Among the Early Fathers, Justin Martyr and Tatian in the second century, Tertullian, Origen, Cyprian and Hippolytus in the third, Arnobius, Eusebius and Lactantius in the fourth, all regarded war as organized iniquity. Here are a few characteristic quotations from their writings on the subject.
The first two are from the Divinæ Institutiones of Lactantius. «When God prohibits killing, He not only forbids us to commit brigandage, which is not allowed even by the public laws; but He warns us that not even those things which are regarded as legal among men are to be done. And so it will not be lawful for a just man to serve as a soldier . . . nor to accuse anyone of a capital offence, since it makes no difference whether thou killest with a sword or with a word, since killing itself is forbidden. And so in this commandment of God no exception at all ought to be made that it is always wrong to kill a man.»

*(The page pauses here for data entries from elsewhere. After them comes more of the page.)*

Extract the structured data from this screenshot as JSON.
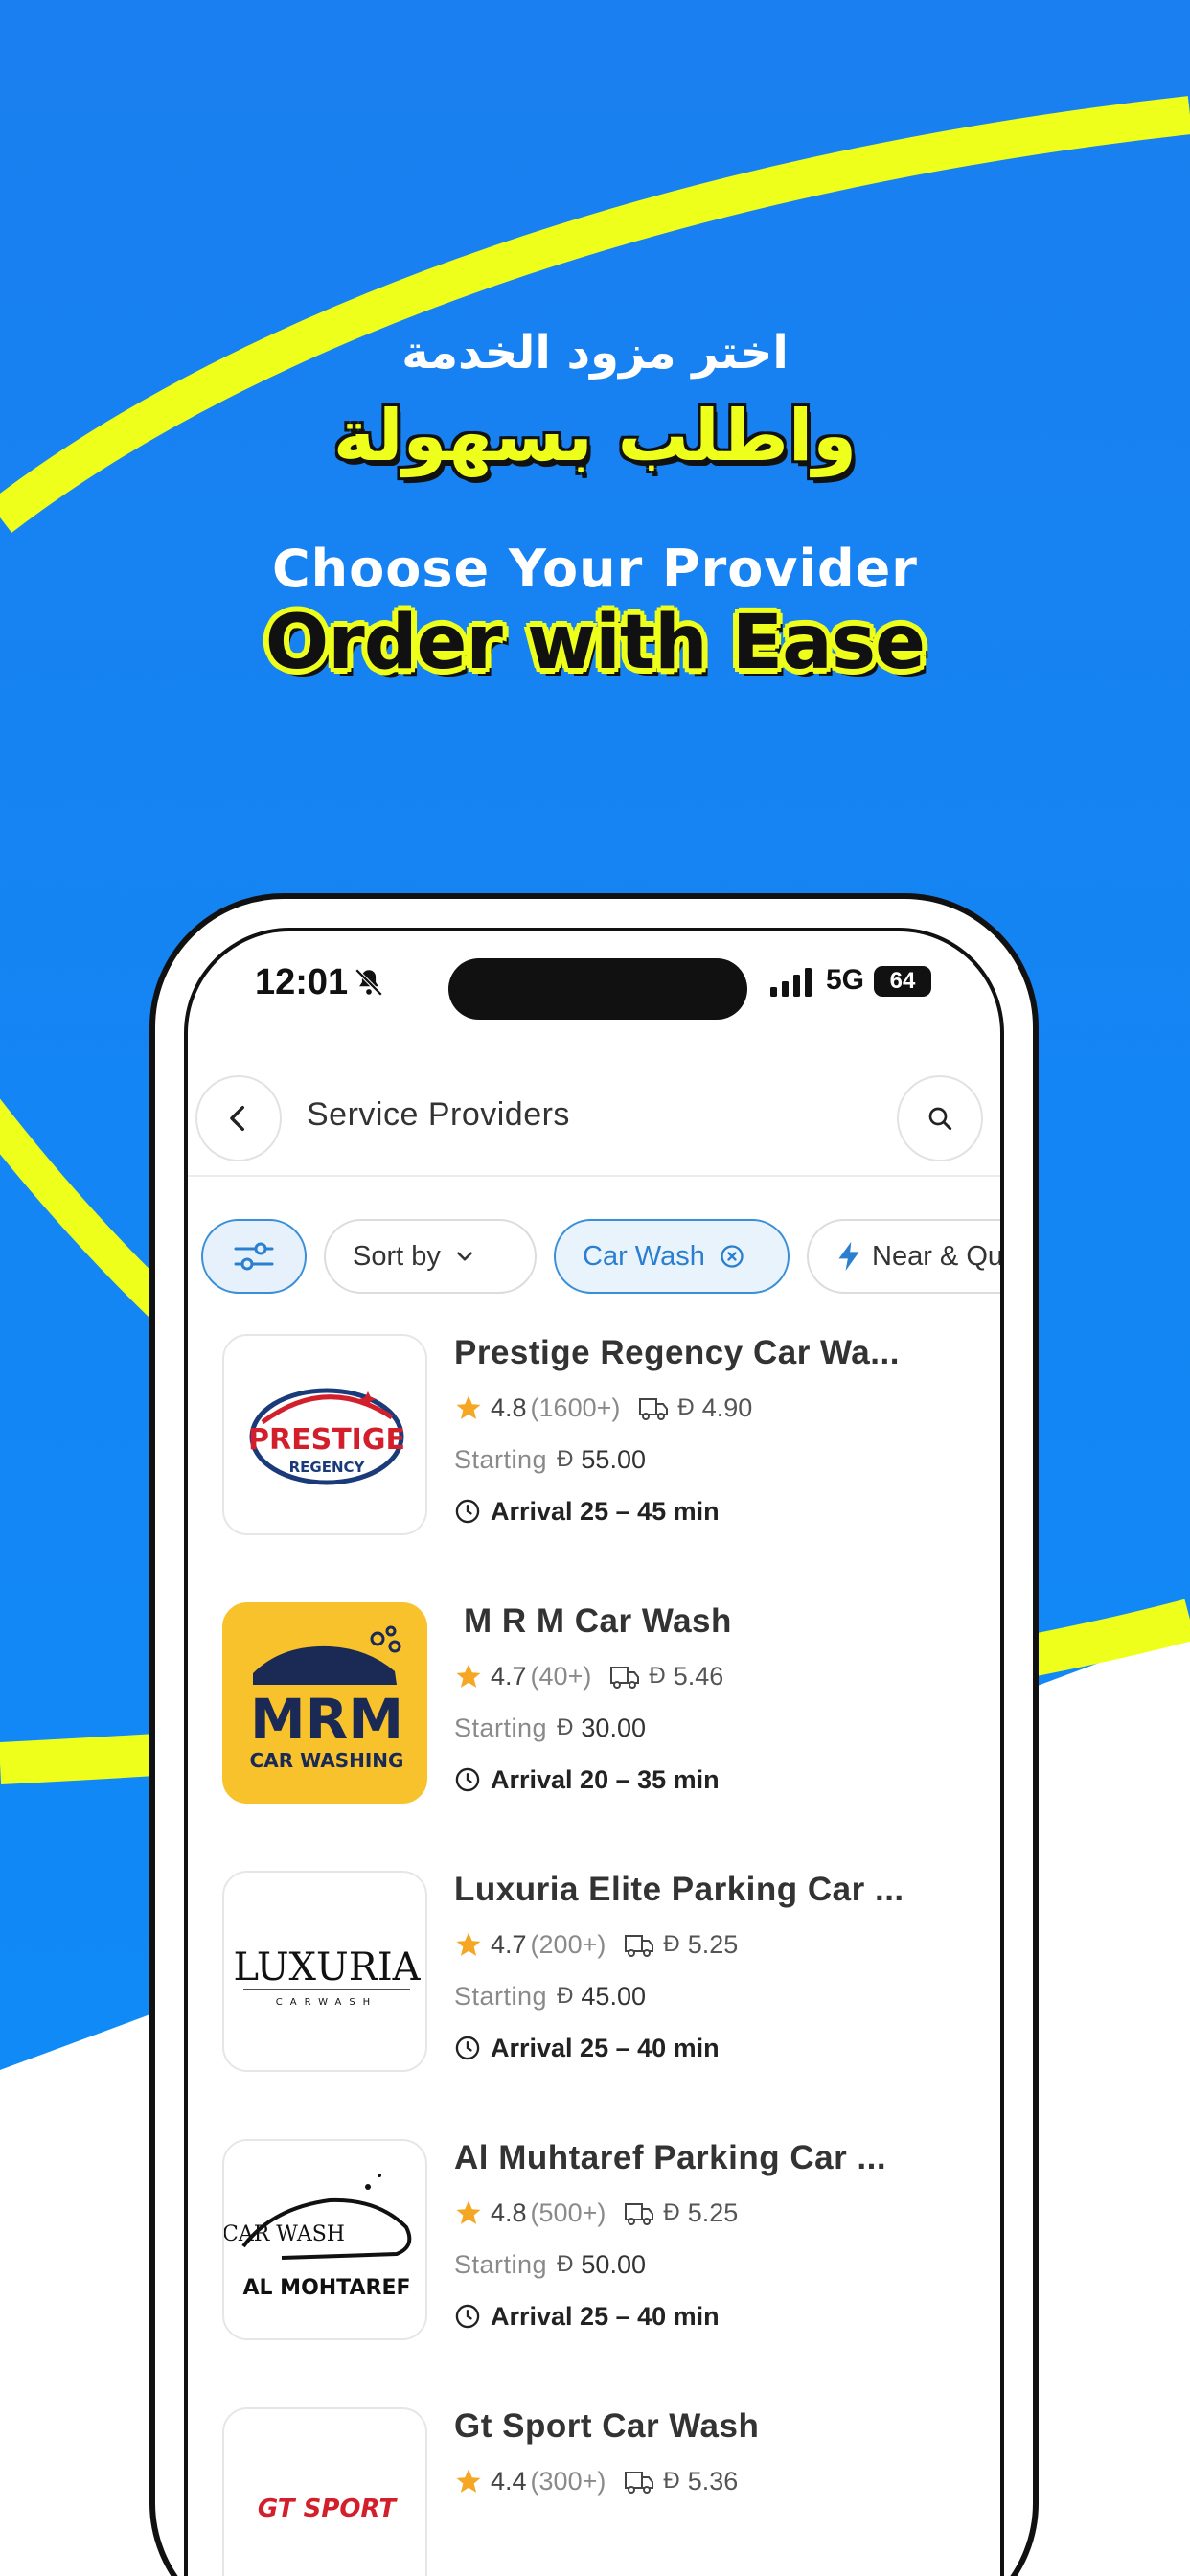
{
  "hero": {
    "arabic_line1": "اختر مزود الخدمة",
    "arabic_line2": "واطلب بسهولة",
    "english_line1": "Choose Your Provider",
    "english_line2": "Order with Ease"
  },
  "status_bar": {
    "time": "12:01",
    "network": "5G",
    "battery": "64"
  },
  "header": {
    "title": "Service Providers"
  },
  "filters": {
    "sort_label": "Sort by",
    "active_filter": "Car Wash",
    "near_label": "Near & Qu"
  },
  "currency_symbol": "Đ",
  "providers": [
    {
      "name": "Prestige Regency Car Wa...",
      "rating": "4.8",
      "reviews": "(1600+)",
      "delivery_fee": "4.90",
      "starting_label": "Starting",
      "starting_price": "55.00",
      "arrival": "Arrival 25 – 45 min",
      "logo_text": [
        "PRESTIGE",
        "REGENCY"
      ]
    },
    {
      "name": "M R M Car Wash",
      "rating": "4.7",
      "reviews": "(40+)",
      "delivery_fee": "5.46",
      "starting_label": "Starting",
      "starting_price": "30.00",
      "arrival": "Arrival 20 – 35 min",
      "logo_text": [
        "MRM",
        "CAR WASHING"
      ]
    },
    {
      "name": "Luxuria Elite Parking Car ...",
      "rating": "4.7",
      "reviews": "(200+)",
      "delivery_fee": "5.25",
      "starting_label": "Starting",
      "starting_price": "45.00",
      "arrival": "Arrival 25 – 40 min",
      "logo_text": [
        "LUXURIA",
        "CARWASH"
      ]
    },
    {
      "name": "Al Muhtaref Parking Car ...",
      "rating": "4.8",
      "reviews": "(500+)",
      "delivery_fee": "5.25",
      "starting_label": "Starting",
      "starting_price": "50.00",
      "arrival": "Arrival 25 – 40 min",
      "logo_text": [
        "CAR WASH",
        "AL MOHTAREF"
      ]
    },
    {
      "name": "Gt Sport Car Wash",
      "rating": "4.4",
      "reviews": "(300+)",
      "delivery_fee": "5.36",
      "logo_text": [
        "GT SPORT"
      ]
    }
  ],
  "colors": {
    "background_blue": "#1a84f4",
    "accent_yellow": "#eeff1b",
    "chip_active": "#3a8fd8",
    "star": "#f5a623"
  }
}
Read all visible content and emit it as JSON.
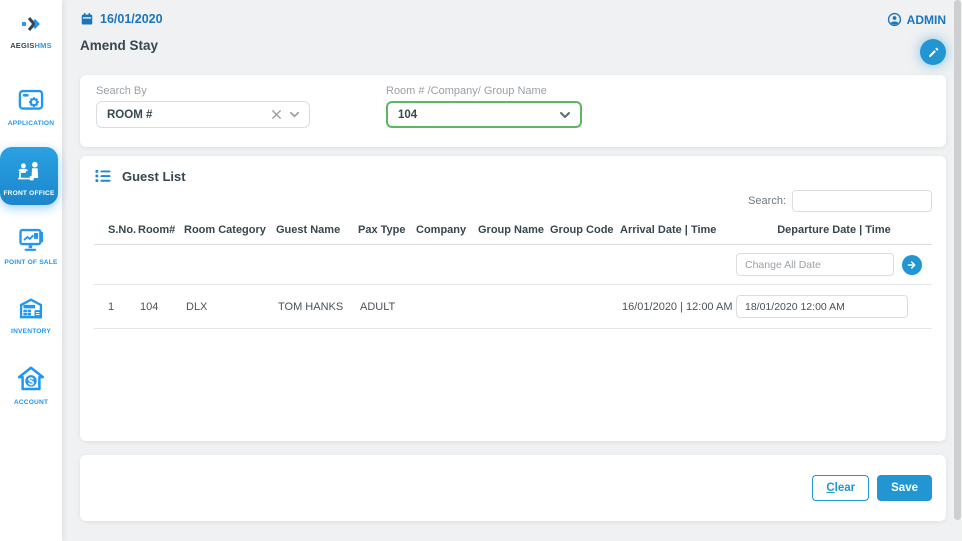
{
  "colors": {
    "primary_blue": "#2196d3",
    "sidebar_blue": "#2196f3",
    "header_text_blue": "#1b75bb",
    "active_gradient_top": "#2aa1e2",
    "active_gradient_bottom": "#1c86cb",
    "green_border": "#5cb860",
    "page_bg": "#eff1f2",
    "dark_text": "#37474f"
  },
  "sidebar": {
    "logo": {
      "brand_dark": "AEGIS",
      "brand_accent": "HMS"
    },
    "items": [
      {
        "label": "APPLICATION",
        "icon": "application-window-gear-icon",
        "active": false
      },
      {
        "label": "FRONT OFFICE",
        "icon": "front-desk-people-icon",
        "active": true
      },
      {
        "label": "POINT OF SALE",
        "icon": "pos-monitor-icon",
        "active": false
      },
      {
        "label": "INVENTORY",
        "icon": "warehouse-icon",
        "active": false
      },
      {
        "label": "ACCOUNT",
        "icon": "house-dollar-icon",
        "active": false
      }
    ]
  },
  "header": {
    "date": "16/01/2020",
    "user": "ADMIN",
    "page_title": "Amend Stay"
  },
  "search_panel": {
    "search_by_label": "Search By",
    "search_by_value": "ROOM #",
    "target_label": "Room # /Company/ Group Name",
    "target_value": "104"
  },
  "guest_list": {
    "title": "Guest List",
    "search_label": "Search:",
    "search_value": "",
    "columns": [
      "S.No.",
      "Room#",
      "Room Category",
      "Guest Name",
      "Pax Type",
      "Company",
      "Group Name",
      "Group Code",
      "Arrival Date | Time",
      "Departure Date | Time"
    ],
    "change_all_placeholder": "Change All Date",
    "rows": [
      {
        "sno": "1",
        "room": "104",
        "category": "DLX",
        "guest": "TOM HANKS",
        "pax": "ADULT",
        "company": "",
        "group_name": "",
        "group_code": "",
        "arrival": "16/01/2020 | 12:00 AM",
        "departure": "18/01/2020 12:00 AM"
      }
    ]
  },
  "footer": {
    "clear_accesskey": "C",
    "clear_rest": "lear",
    "save_label": "Save"
  }
}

«How can he be just who injures, hates, despoils, kills? And those who strive to be of advantage to their own country (in war) do all these things.»
Tertullian remarks that truth, gentleness and justice cannot be obtained by means of war. «Who shall produce these results with the sword and not rather those which are the contrary of gentleness and justice, namely deceit and harshness and injustice, which are of course the proper business of battles?» (An excellent statement of the almost invariably neglected truth that means determine ends and that good ends cannot be achieved by bad or even inappropriate means.)
Origen writes of his co-religionists that «we no longer take ‘sword’ against a ‘nation,’ nor do we learn ‘any more to make war,’ having become sons of peace for the sake of Jesus who is our leader, instead of following the ancestral customs in which we were strangers to the covenants.»
In the Canons of Hippolytus we read that a soldier who professes Christianity is to be excluded from the sacrament, until such time as he has done penance for the blood he has shed.
In the early part of the fourth century Christianity became the official religion of the Roman Empire. The Cross was used as a military standard and the pious Constantine had the nails with which Jesus had been crucified converted into a helmet for himself and bits for his war-horse. The act was profoundly symbolical. In the words of Dean Milman, «the meek and peaceful Jesus had become a God of battle.»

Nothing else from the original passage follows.